Unnervingly the 1st Officer instructed me to steer a course that brought the leviathan at breakneck speed just half a kilometre from the Emerald Isle’s coastline. I could see early risers on land but could only imagine their expressions.

I reasoned afterwards that the officer had always pined to carry out the marine equivalent of flying under the Tower Bridge. On that morning the conditions were just right.

The same officer put me on a direct collision course with a mid Atlantic pod of whales. I will never forget his look of quiet satisfaction when our plunging liner separated one of these beautiful creature’s heads from its body.

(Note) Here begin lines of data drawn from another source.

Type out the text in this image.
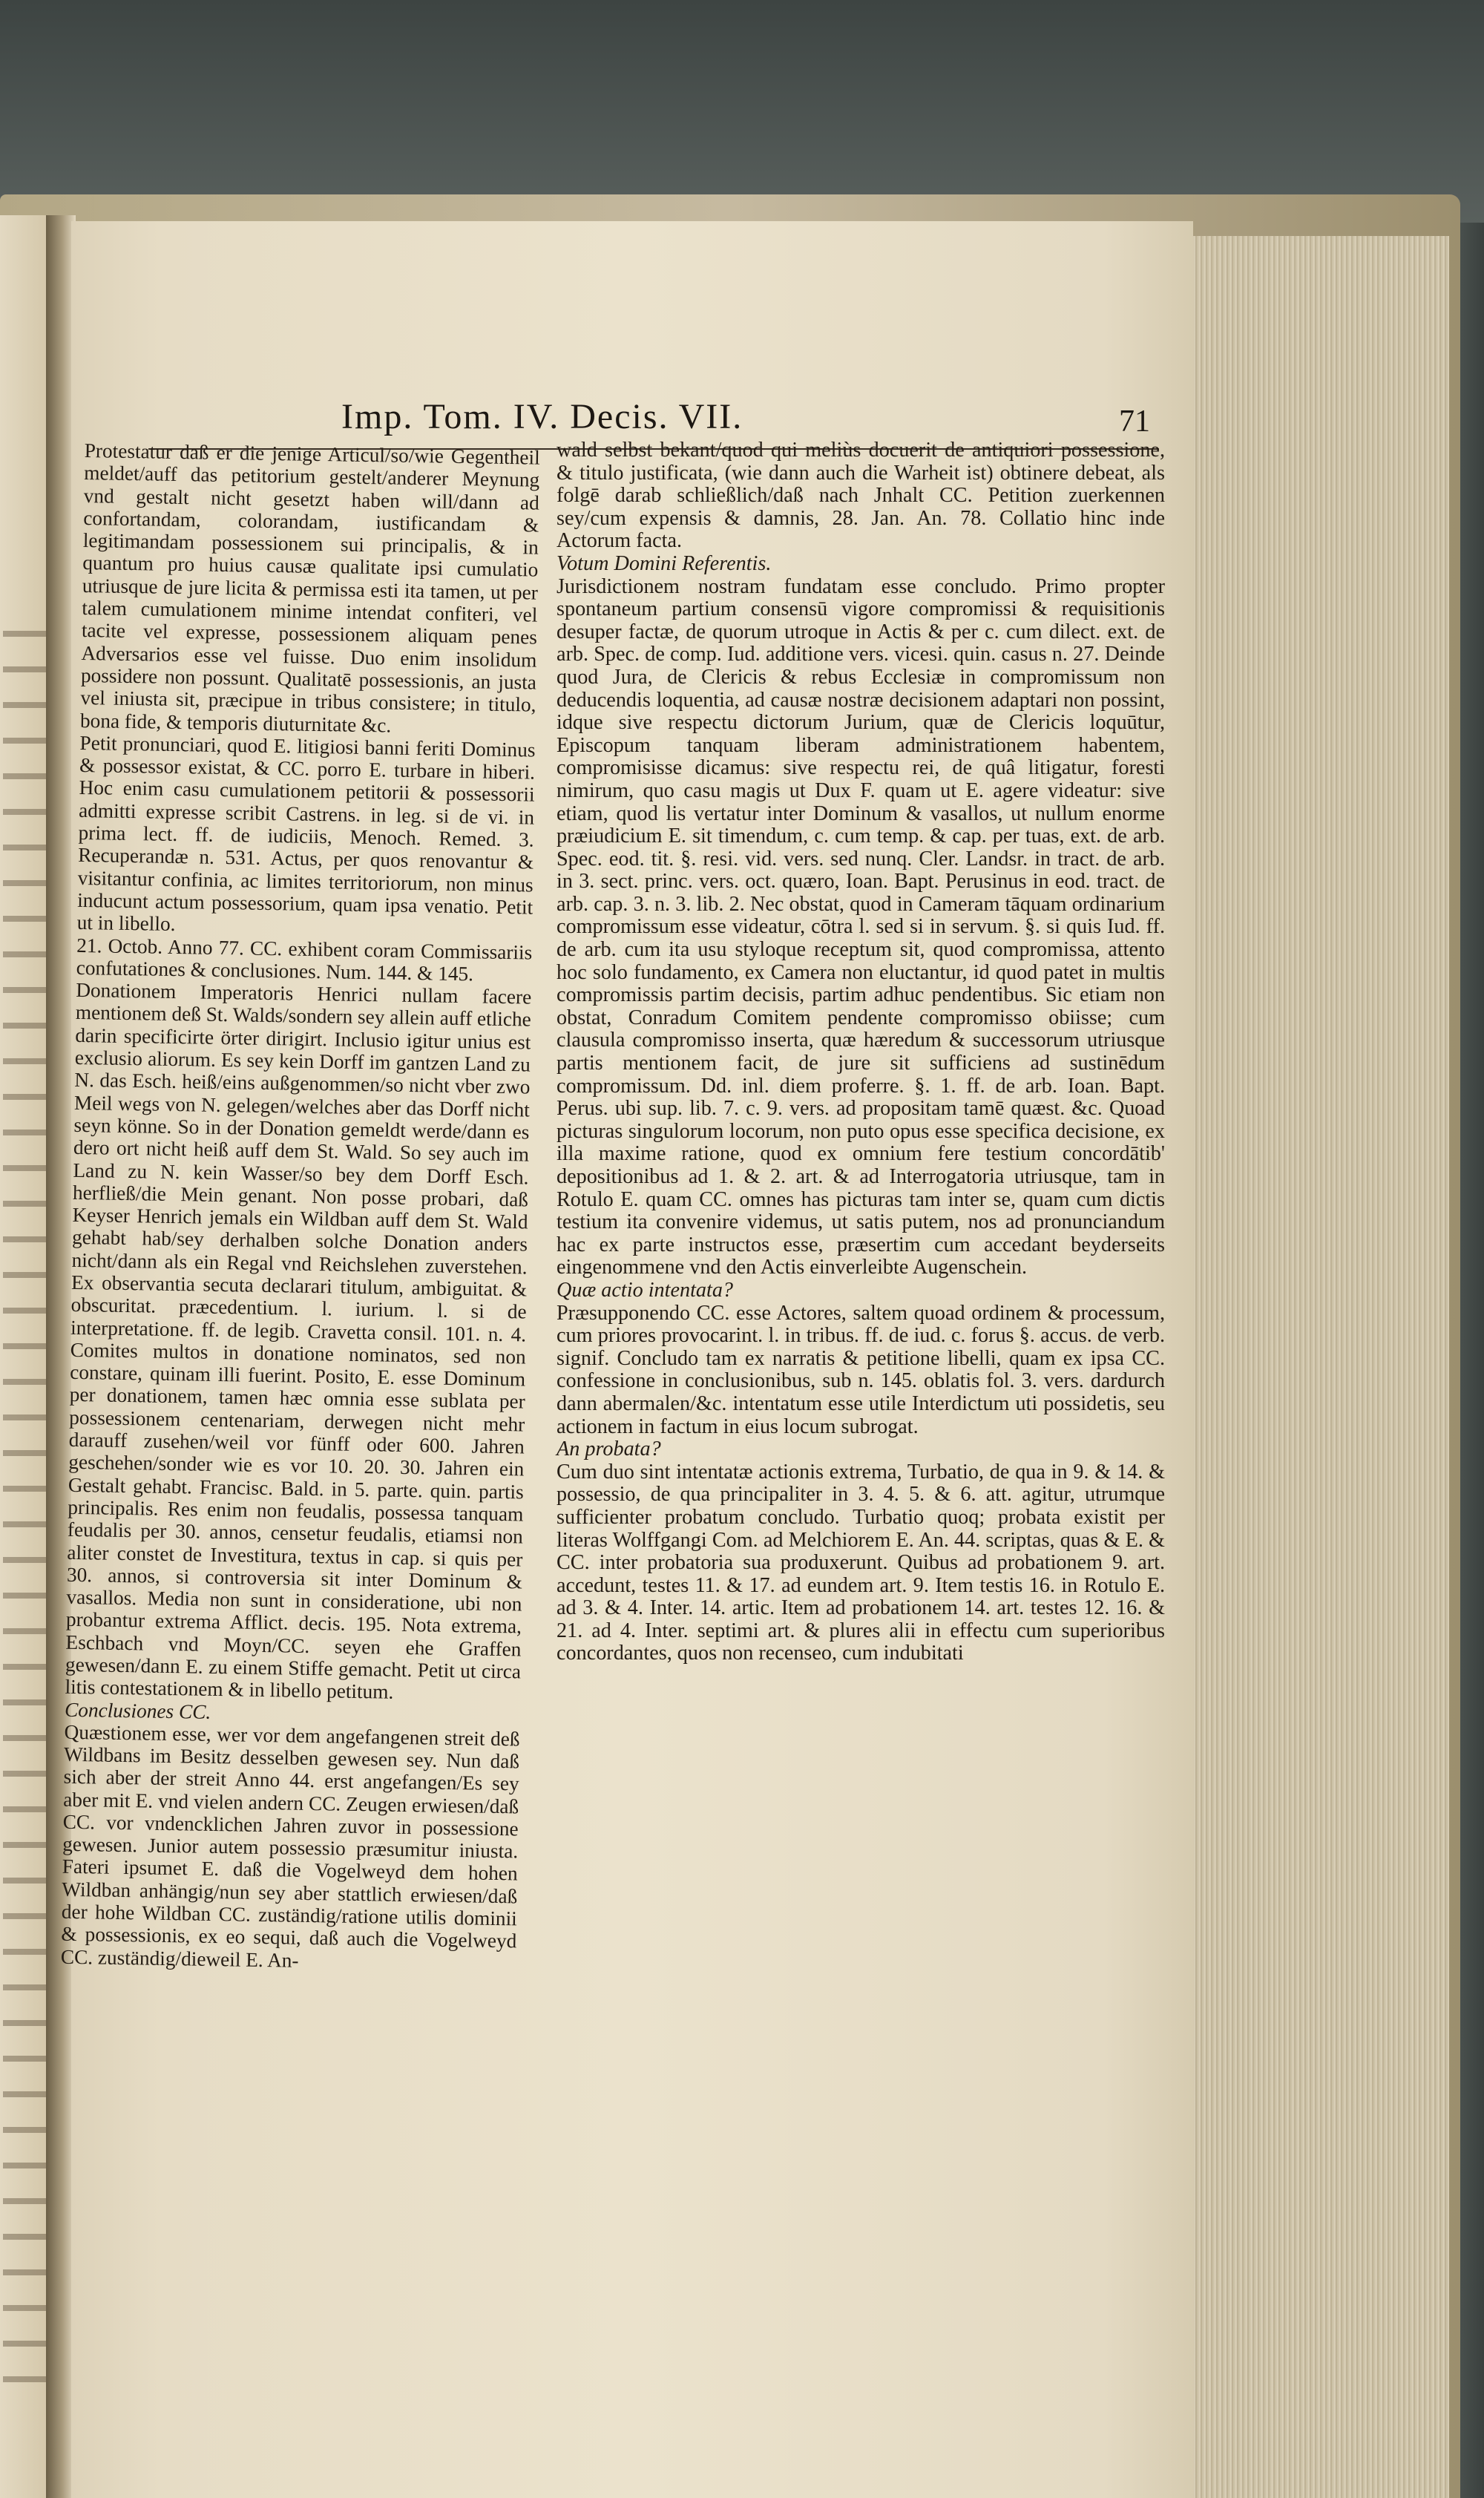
Imp. Tom. IV. Decis. VII.	71

Protestatur daß er die jenige Articul/so/wie Gegentheil meldet/auff das petitorium gestelt/anderer Meynung vnd gestalt nicht gesetzt haben will/dann ad confortandam, colorandam, iustificandam & legitimandam possessionem sui principalis, & in quantum pro huius causæ qualitate ipsi cumulatio utriusque de jure licita & permissa esti ita tamen, ut per talem cumulationem minime intendat confiteri, vel tacite vel expresse, possessionem aliquam penes Adversarios esse vel fuisse. Duo enim insolidum possidere non possunt. Qualitatē possessionis, an justa vel iniusta sit, præcipue in tribus consistere; in titulo, bona fide, & temporis diuturnitate &c.

Petit pronunciari, quod E. litigiosi banni feriti Dominus & possessor existat, & CC. porro E. turbare in hiberi. Hoc enim casu cumulationem petitorii & possessorii admitti expresse scribit Castrens. in leg. si de vi. in prima lect. ff. de iudiciis, Menoch. Remed. 3. Recuperandæ n. 531. Actus, per quos renovantur & visitantur confinia, ac limites territoriorum, non minus inducunt actum possessorium, quam ipsa venatio. Petit ut in libello.

21. Octob. Anno 77. CC. exhibent coram Commissariis confutationes & conclusiones. Num. 144. & 145.

Donationem Imperatoris Henrici nullam facere mentionem deß St. Walds/sondern sey allein auff etliche darin specificirte örter dirigirt. Inclusio igitur unius est exclusio aliorum. Es sey kein Dorff im gantzen Land zu N. das Esch. heiß/eins außgenommen/so nicht vber zwo Meil wegs von N. gelegen/welches aber das Dorff nicht seyn könne. So in der Donation gemeldt werde/dann es dero ort nicht heiß auff dem St. Wald. So sey auch im Land zu N. kein Wasser/so bey dem Dorff Esch. herfließ/die Mein genant. Non posse probari, daß Keyser Henrich jemals ein Wildban auff dem St. Wald gehabt hab/sey derhalben solche Donation anders nicht/dann als ein Regal vnd Reichslehen zuverstehen. Ex observantia secuta declarari titulum, ambiguitat. & obscuritat. præcedentium. l. iurium. l. si de interpretatione. ff. de legib. Cravetta consil. 101. n. 4. Comites multos in donatione nominatos, sed non constare, quinam illi fuerint. Posito, E. esse Dominum per donationem, tamen hæc omnia esse sublata per possessionem centenariam, derwegen nicht mehr darauff zusehen/weil vor fünff oder 600. Jahren geschehen/sonder wie es vor 10. 20. 30. Jahren ein Gestalt gehabt. Francisc. Bald. in 5. parte. quin. partis principalis. Res enim non feudalis, possessa tanquam feudalis per 30. annos, censetur feudalis, etiamsi non aliter constet de Investitura, textus in cap. si quis per 30. annos, si controversia sit inter Dominum & vasallos. Media non sunt in consideratione, ubi non probantur extrema Afflict. decis. 195. Nota extrema, Eschbach vnd Moyn/CC. seyen ehe Graffen gewesen/dann E. zu einem Stiffe gemacht. Petit ut circa litis contestationem & in libello petitum.

Conclusiones CC.

Quæstionem esse, wer vor dem angefangenen streit deß Wildbans im Besitz desselben gewesen sey. Nun daß sich aber der streit Anno 44. erst angefangen/Es sey aber mit E. vnd vielen andern CC. Zeugen erwiesen/daß CC. vor vndencklichen Jahren zuvor in possessione gewesen. Junior autem possessio præsumitur iniusta. Fateri ipsumet E. daß die Vogelweyd dem hohen Wildban anhängig/nun sey aber stattlich erwiesen/daß der hohe Wildban CC. zuständig/ratione utilis dominii & possessionis, ex eo sequi, daß auch die Vogelweyd CC. zuständig/dieweil E. An-

wald selbst bekant/quod qui meliùs docuerit de antiquiori possessione, & titulo justificata, (wie dann auch die Warheit ist) obtinere debeat, als folgē darab schließlich/daß nach Jnhalt CC. Petition zuerkennen sey/cum expensis & damnis, 28. Jan. An. 78. Collatio hinc inde Actorum facta.

Votum Domini Referentis.

Jurisdictionem nostram fundatam esse concludo. Primo propter spontaneum partium consensū vigore compromissi & requisitionis desuper factæ, de quorum utroque in Actis & per c. cum dilect. ext. de arb. Spec. de comp. Iud. additione vers. vicesi. quin. casus n. 27. Deinde quod Jura, de Clericis & rebus Ecclesiæ in compromissum non deducendis loquentia, ad causæ nostræ decisionem adaptari non possint, idque sive respectu dictorum Jurium, quæ de Clericis loquūtur, Episcopum tanquam liberam administrationem habentem, compromisisse dicamus: sive respectu rei, de quâ litigatur, foresti nimirum, quo casu magis ut Dux F. quam ut E. agere videatur: sive etiam, quod lis vertatur inter Dominum & vasallos, ut nullum enorme præiudicium E. sit timendum, c. cum temp. & cap. per tuas, ext. de arb. Spec. eod. tit. §. resi. vid. vers. sed nunq. Cler. Landsr. in tract. de arb. in 3. sect. princ. vers. oct. quæro, Ioan. Bapt. Perusinus in eod. tract. de arb. cap. 3. n. 3. lib. 2. Nec obstat, quod in Cameram tāquam ordinarium compromissum esse videatur, cōtra l. sed si in servum. §. si quis Iud. ff. de arb. cum ita usu styloque receptum sit, quod compromissa, attento hoc solo fundamento, ex Camera non eluctantur, id quod patet in multis compromissis partim decisis, partim adhuc pendentibus. Sic etiam non obstat, Conradum Comitem pendente compromisso obiisse; cum clausula compromisso inserta, quæ hæredum & successorum utriusque partis mentionem facit, de jure sit sufficiens ad sustinēdum compromissum. Dd. inl. diem proferre. §. 1. ff. de arb. Ioan. Bapt. Perus. ubi sup. lib. 7. c. 9. vers. ad propositam tamē quæst. &c. Quoad picturas singulorum locorum, non puto opus esse specifica decisione, ex illa maxime ratione, quod ex omnium fere testium concordātib' depositionibus ad 1. & 2. art. & ad Interrogatoria utriusque, tam in Rotulo E. quam CC. omnes has picturas tam inter se, quam cum dictis testium ita convenire videmus, ut satis putem, nos ad pronunciandum hac ex parte instructos esse, præsertim cum accedant beyderseits eingenommene vnd den Actis einverleibte Augenschein.

Quæ actio intentata?

Præsupponendo CC. esse Actores, saltem quoad ordinem & processum, cum priores provocarint. l. in tribus. ff. de iud. c. forus §. accus. de verb. signif. Concludo tam ex narratis & petitione libelli, quam ex ipsa CC. confessione in conclusionibus, sub n. 145. oblatis fol. 3. vers. dardurch dann abermalen/&c. intentatum esse utile Interdictum uti possidetis, seu actionem in factum in eius locum subrogat.

An probata?

Cum duo sint intentatæ actionis extrema, Turbatio, de qua in 9. & 14. & possessio, de qua principaliter in 3. 4. 5. & 6. att. agitur, utrumque sufficienter probatum concludo. Turbatio quoq; probata existit per literas Wolffgangi Com. ad Melchiorem E. An. 44. scriptas, quas & E. & CC. inter probatoria sua produxerunt. Quibus ad probationem 9. art. accedunt, testes 11. & 17. ad eundem art. 9. Item testis 16. in Rotulo E. ad 3. & 4. Inter. 14. artic. Item ad probationem 14. art. testes 12. 16. & 21. ad 4. Inter. septimi art. & plures alii in effectu cum superioribus concordantes, quos non recenseo, cum indubitati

I never questioned it. Why would I? Everything to me back then was normal. Captain Ignatius Inez was the Spanish skipper of the Ibadan Palm. To save valuable time his technique was to ram the ship’s speeding bow into the muddy banks of Africa’s jungle creeks.  

By doing so the river’s current swept the stern round to negotiate each bend more quickly than by steering it. The same skipper used his six-cell torch to publicly beat the living daylights out of a stowaway. The generation of sailors prior to mine hurled such unfortunates into the Atlantic.

Never to be forgotten the drowsiness of a day sailing off the Mexican coast. This hapless teenager was on the wheel when, in the distance, taking an interest in our ship, I saw a US destroyer.

Quite incapable of making an independent decision and unable to rouse the ship’s mate, I stubbornly steered the course given earlier. I dread to think of the consequences had not the warship’s captain blinked first and moved smartly out of the way of our careering cargo liner.